Tishri 22, the day after the seventh day of Sukkot, is the holiday Shemini Atzeret. In Israel, Shemini Atzeret is also the holiday of Simchat Torah. Outside of Israel, where extra days of holidays are held, only the second day of Shemini Atzeret is Simchat Torah. These two holidays are commonly thought of as part of Sukkot, but that is technically incorrect; Shemini Atzeret is a holiday in its own right and does not involve the special observances of Sukkot.
Shemini Atzeret literally means "the assembly of the eighth (day)." Rabbinic literature explains the holiday this way: G-d is like a host, who invites us as visitors for a limited time, but when the time comes for us to leave, He has enjoyed himself so much that He asks us to stay another day.
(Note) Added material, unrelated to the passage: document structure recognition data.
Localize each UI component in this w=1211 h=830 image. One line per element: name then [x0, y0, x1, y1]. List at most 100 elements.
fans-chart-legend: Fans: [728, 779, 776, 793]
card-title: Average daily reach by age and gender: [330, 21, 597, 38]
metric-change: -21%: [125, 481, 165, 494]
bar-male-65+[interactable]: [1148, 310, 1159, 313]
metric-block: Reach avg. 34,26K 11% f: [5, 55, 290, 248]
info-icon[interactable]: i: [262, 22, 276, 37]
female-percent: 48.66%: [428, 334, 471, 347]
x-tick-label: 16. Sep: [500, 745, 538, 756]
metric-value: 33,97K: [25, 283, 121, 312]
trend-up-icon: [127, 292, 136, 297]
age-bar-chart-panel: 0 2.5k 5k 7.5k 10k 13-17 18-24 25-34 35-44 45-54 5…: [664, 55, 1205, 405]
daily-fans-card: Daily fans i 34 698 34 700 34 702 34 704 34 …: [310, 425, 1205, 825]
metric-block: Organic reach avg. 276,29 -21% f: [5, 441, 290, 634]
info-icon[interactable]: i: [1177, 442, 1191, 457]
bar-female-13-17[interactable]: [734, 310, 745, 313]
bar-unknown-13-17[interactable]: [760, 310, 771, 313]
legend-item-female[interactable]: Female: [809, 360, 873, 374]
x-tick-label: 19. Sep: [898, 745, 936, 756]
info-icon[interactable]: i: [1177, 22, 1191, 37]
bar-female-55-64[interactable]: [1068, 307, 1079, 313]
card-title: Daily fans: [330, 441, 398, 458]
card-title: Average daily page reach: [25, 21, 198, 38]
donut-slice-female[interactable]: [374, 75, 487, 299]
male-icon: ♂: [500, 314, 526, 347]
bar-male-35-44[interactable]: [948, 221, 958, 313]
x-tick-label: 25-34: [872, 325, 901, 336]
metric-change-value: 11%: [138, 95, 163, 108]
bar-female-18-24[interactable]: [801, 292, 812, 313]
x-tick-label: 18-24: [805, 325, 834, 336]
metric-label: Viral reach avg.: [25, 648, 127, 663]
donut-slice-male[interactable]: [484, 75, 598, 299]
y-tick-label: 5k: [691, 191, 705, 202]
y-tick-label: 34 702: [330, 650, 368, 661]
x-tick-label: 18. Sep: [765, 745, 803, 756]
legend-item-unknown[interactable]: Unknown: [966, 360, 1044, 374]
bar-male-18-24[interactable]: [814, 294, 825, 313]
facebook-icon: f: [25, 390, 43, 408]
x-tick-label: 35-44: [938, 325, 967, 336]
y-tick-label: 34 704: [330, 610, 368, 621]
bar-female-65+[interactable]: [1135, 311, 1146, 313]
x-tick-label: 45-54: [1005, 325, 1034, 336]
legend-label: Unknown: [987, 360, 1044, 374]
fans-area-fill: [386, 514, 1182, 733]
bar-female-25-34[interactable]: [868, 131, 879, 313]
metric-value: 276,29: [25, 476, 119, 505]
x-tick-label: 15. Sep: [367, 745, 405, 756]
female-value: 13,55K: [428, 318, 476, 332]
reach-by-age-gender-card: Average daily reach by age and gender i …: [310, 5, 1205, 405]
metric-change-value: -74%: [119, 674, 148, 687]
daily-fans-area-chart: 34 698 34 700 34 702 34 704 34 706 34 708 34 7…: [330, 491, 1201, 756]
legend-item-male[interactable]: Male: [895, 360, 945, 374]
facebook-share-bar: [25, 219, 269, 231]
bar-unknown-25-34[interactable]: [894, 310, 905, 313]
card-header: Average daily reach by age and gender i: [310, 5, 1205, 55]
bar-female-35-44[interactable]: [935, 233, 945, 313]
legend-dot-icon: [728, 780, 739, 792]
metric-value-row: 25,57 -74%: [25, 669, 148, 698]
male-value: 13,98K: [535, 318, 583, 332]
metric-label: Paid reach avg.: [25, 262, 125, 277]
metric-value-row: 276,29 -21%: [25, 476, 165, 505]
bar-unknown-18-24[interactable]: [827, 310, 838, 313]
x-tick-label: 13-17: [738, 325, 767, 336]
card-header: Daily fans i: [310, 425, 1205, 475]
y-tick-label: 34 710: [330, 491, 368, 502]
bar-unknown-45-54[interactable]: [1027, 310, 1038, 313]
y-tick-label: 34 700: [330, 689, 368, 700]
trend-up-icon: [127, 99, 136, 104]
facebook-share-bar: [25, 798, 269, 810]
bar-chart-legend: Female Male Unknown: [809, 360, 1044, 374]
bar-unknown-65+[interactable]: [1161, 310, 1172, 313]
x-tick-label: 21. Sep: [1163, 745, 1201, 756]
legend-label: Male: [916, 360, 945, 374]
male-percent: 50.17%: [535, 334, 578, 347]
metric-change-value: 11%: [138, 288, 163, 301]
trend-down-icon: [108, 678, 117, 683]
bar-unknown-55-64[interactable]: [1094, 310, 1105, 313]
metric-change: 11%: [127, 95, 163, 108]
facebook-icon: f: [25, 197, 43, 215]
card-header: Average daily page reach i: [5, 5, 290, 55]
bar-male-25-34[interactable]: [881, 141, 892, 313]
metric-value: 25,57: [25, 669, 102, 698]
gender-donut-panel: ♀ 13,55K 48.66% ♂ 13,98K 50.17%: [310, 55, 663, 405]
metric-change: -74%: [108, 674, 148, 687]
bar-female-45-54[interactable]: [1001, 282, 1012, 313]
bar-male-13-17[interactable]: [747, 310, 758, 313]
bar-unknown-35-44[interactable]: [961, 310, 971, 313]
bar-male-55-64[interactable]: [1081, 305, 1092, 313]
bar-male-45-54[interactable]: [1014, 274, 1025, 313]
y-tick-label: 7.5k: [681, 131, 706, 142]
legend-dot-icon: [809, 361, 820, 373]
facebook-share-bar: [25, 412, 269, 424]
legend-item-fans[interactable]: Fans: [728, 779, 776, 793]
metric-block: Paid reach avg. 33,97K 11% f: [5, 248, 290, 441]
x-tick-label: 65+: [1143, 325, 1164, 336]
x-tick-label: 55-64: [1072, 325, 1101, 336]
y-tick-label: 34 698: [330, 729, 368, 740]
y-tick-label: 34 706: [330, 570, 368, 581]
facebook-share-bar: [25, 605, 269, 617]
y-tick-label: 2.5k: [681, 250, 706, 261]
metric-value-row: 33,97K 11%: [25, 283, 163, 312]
The annual cycle of weekly Torah readings is completed at this time. We read the last Torah portion, then proceed immediately to the first chapter of Genesis, reminding us that the Torah is a circle, and never ends. This completion of the readings is a time of great celebration. There are processions around the synagogue carrying Torahs and plenty of high-spirited singing and dancing. As many people as possible are given the honor of carrying a Torah scroll in these processions. This aspect of the holiday is known as Simchat Torah, which means "Rejoicing in the Torah." As I said before, Simchat Torah and Shemini Atzeret are separated in areas that observe an extra day of holidays, so outside of Israel, Shemini Atzeret is Tishri 22 and Simchat Torah is Tishri 23.
In some synagogues, confirmation ceremonies or ceremonies marking the beginning of a child's Jewish education are held at this time.
Shemini Atzeret and Simchat Torah are holidays on which work is not permitted.